I happened to stumble upon a free account at JSTOR, in which you get to read up to 100 journal articles every month. Well, well!
I found my way here through "God and the Tao" by George D. Chyssides, which was published in Volume 19, No. 1 of Religious Studies (1983). Having written before about the "I/Thou" relationship that one may have with the world, and also about the indescribability of God, I find the first paragraph of this essay pleasingly perfect.
In his highly important work I and Thou Martin Buber speaks of God as the 'Eternal Thou,' 'who can only be addressed not asserted.' Buber might therefore aptly be described as an 'anti-thelogian': one may legitimately enter into a relationship with God, which is the appropriate response, but any attempt to theorize about God is not simply irreverent or excessively academic, but a genuine impossibility. At best, statements about God can only be understood 'allegorically.'"
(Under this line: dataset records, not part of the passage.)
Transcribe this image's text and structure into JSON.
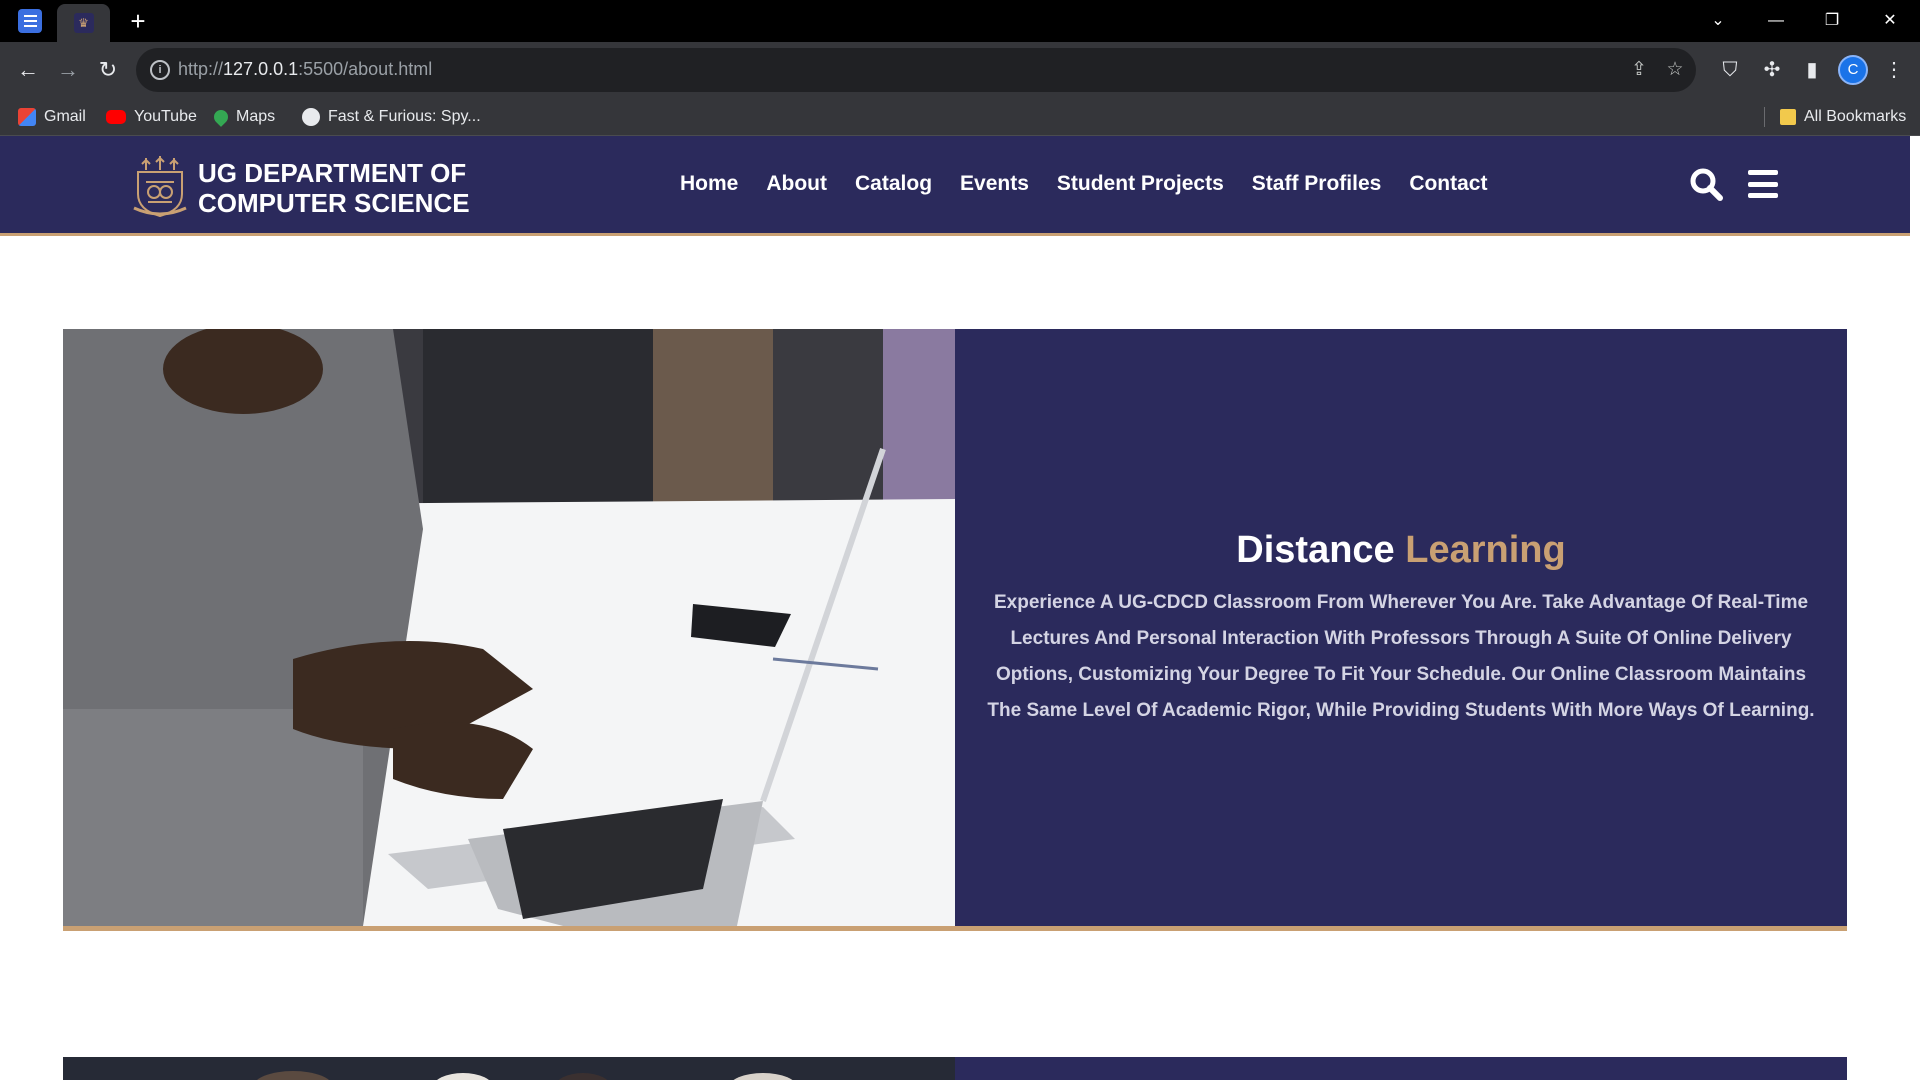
{
  "browser": {
    "new_tab_symbol": "+",
    "url": {
      "scheme": "http://",
      "host": "127.0.0.1",
      "rest": ":5500/about.html"
    },
    "bookmarks": [
      {
        "label": "Gmail",
        "icon": "gmail-icon",
        "color": "#ea4335"
      },
      {
        "label": "YouTube",
        "icon": "youtube-icon",
        "color": "#ff0000"
      },
      {
        "label": "Maps",
        "icon": "maps-icon",
        "color": "#34a853"
      },
      {
        "label": "Fast & Furious: Spy...",
        "icon": "globe-icon",
        "color": "#e8eaed"
      }
    ],
    "all_bookmarks_label": "All Bookmarks",
    "profile_initial": "C"
  },
  "site": {
    "title": "UG DEPARTMENT OF\nCOMPUTER SCIENCE",
    "nav": [
      "Home",
      "About",
      "Catalog",
      "Events",
      "Student Projects",
      "Staff Profiles",
      "Contact"
    ]
  },
  "feature": {
    "heading_part1": "Distance",
    "heading_part2": "Learning",
    "body": "Experience A UG-CDCD Classroom From Wherever You Are. Take Advantage Of Real-Time Lectures And Personal Interaction With Professors Through A Suite Of Online Delivery Options, Customizing Your Degree To Fit Your Schedule. Our Online Classroom Maintains The Same Level Of Academic Rigor, While Providing Students With More Ways Of Learning."
  },
  "colors": {
    "brand_navy": "#2b2a5c",
    "brand_gold": "#c9a073",
    "chrome_dark": "#35363a"
  }
}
Some fifteen years ago, I used to love arguing about the nature of reality with others, attempting to penetrate to the way things are. But for some time now that effort has seemed at best "excessively academic," and if not irreverent, irrelevant.
I find I would rather apprehend the knowable unknowable than attempt to put Logos into words.
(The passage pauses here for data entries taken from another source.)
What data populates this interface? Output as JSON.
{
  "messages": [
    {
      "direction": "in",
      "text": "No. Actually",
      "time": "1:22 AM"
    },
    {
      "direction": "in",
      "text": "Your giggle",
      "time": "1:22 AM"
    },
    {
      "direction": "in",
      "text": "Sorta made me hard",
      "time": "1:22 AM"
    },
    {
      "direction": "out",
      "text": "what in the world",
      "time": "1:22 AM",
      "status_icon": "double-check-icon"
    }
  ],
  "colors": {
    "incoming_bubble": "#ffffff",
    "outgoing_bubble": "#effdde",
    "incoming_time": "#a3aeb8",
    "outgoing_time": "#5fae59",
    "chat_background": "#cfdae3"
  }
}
Some things are better lived than said.
"Some things are more important than words," Marigold said to Guy. "Some things only shrink into little shells when you try to describe them."
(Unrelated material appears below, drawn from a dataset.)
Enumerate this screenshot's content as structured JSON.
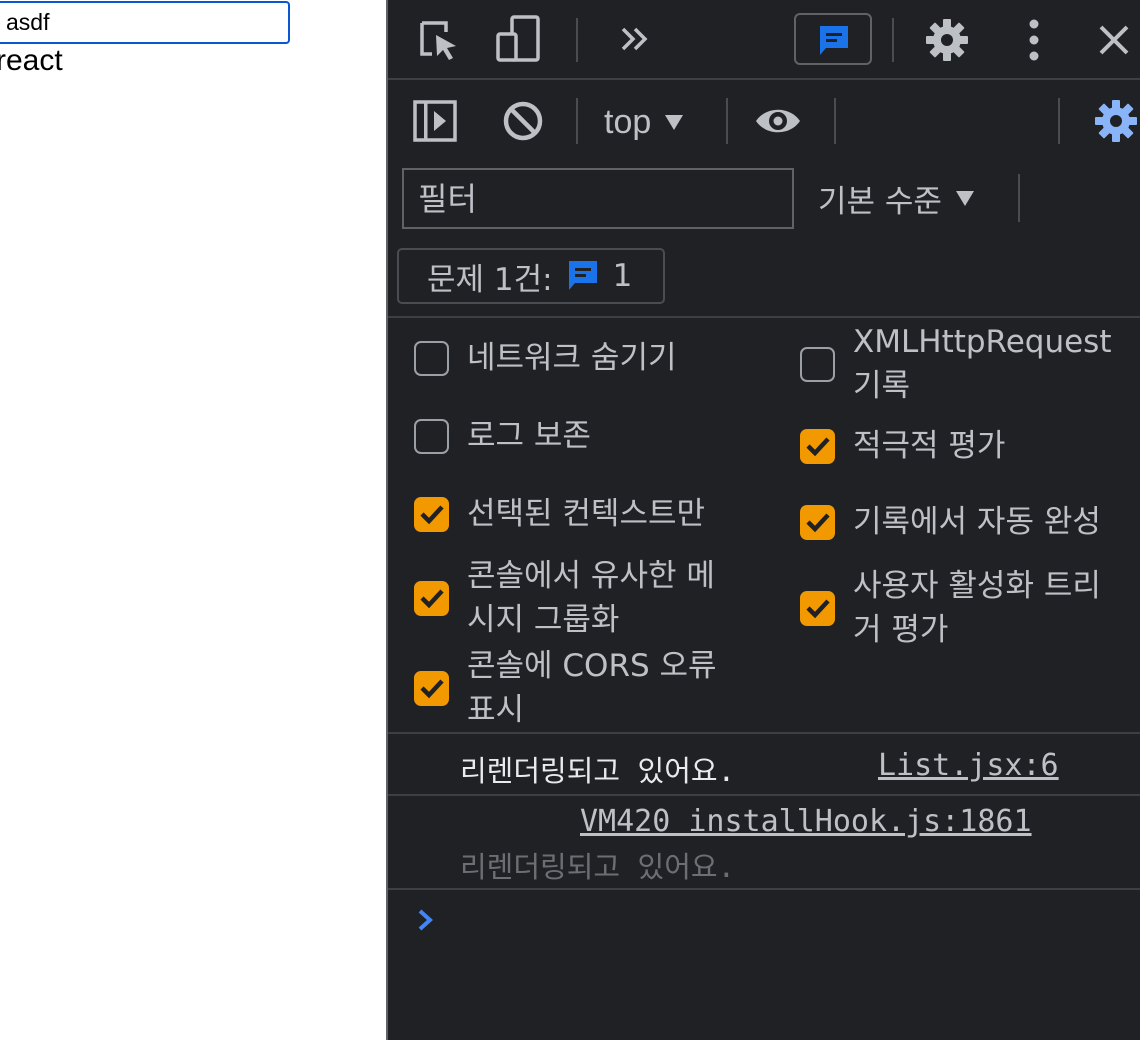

It's a little bit lonely, this gap between direct experience and the sharing of it; my way of sharing is often in words, so this wordlessness is like the mountain of air that sits in the valley between two peaks: clear and clean, weightless and heavy, transparent; and yet — your friend on the other peak isn't here with you.
As with the land of tears, the nature of God is inexpressible. It is both quiet and confounding, as light and evident as air, as heavy as the atmosphere. It can't be spoken. It can only be breathed. And you can't share breath with someone else.
On the other hand, I suppose you can breathe together.